The newer VMAT2 inhibitors appear to have the strongest evidence for nonclozapine treatment of TD. Tolerability and cost appear to be the most common barriers to the use of these agents. Concern for Qtc prolongation must be considered, especially if given with antipsychotics or in conjunction with CYP2D6 inhibitors because all three VMAT2 inhibitors are metabolized via this method. Nevertheless, these medications appear to offer significant benefit to patients with debilitating TD.
Other medications that have been studied and reviewed herein (i.e., clonazepam, amantadine, Gingko biloba) have limited evidence, although they may have some benefit for individual patients, especially if those patients cannot tolerate or have other contraindications to clozapine or the VMAT2 inhibitors. Finally, for particularly refractory cases, surgical and neurostimulatory approaches may be considered, although most evidence thus far comes from case reports, primarily of tardive dystonia, and thus its benefit for patients with TD remains unclear.

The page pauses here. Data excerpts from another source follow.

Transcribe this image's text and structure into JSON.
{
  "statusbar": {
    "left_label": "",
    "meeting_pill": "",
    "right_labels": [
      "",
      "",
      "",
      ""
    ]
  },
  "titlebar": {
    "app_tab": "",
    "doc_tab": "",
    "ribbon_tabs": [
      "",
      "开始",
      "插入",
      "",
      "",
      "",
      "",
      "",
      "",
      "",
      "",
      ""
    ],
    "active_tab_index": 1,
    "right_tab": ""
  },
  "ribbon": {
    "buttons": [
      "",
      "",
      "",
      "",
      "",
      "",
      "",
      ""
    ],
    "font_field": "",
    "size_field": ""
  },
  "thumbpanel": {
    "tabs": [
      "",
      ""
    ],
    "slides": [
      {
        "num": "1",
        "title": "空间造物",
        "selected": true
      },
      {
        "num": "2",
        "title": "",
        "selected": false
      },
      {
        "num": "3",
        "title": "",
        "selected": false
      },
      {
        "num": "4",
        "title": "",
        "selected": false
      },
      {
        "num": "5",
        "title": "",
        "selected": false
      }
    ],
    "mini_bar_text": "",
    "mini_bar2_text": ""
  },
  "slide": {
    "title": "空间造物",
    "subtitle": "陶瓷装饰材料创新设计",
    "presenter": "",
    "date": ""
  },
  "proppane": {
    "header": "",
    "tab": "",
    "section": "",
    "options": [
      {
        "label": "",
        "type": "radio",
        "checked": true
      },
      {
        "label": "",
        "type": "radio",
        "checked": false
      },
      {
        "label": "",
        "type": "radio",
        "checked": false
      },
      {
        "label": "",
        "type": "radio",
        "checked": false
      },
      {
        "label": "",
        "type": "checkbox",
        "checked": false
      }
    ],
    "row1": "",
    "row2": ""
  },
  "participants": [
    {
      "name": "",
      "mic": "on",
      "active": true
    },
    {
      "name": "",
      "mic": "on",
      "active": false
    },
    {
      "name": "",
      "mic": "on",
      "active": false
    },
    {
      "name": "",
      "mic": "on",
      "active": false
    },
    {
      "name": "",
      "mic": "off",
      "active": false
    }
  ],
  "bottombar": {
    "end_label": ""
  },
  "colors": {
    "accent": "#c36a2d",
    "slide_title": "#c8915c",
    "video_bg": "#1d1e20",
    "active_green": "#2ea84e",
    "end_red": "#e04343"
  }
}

Future studies are needed to advance our understanding of the mechanisms underlying TD in order to both develop new, effective treatment agents and, ideally, discover preventive approaches. Although progress has been made in recent years with the current medications, ultimately these medications target only improvement, which is reversible when medication is discontinued, as opposed to discovering mechanisms that may lead to reversal of these debilitating symptoms. Moreover, greater understanding of underlying risk factors for TD may lead to predictive algorithms to identify those at greater risk and help inform physicians’ choice of antipsychotic medication. Despite these gaps in our understanding of these symptoms, the current pharmacological options, especially with the more widespread use of the VMAT2 inhibitors, offer some hope for greater symptomatic improvement that may lead to greater quality of life and recovery for patients.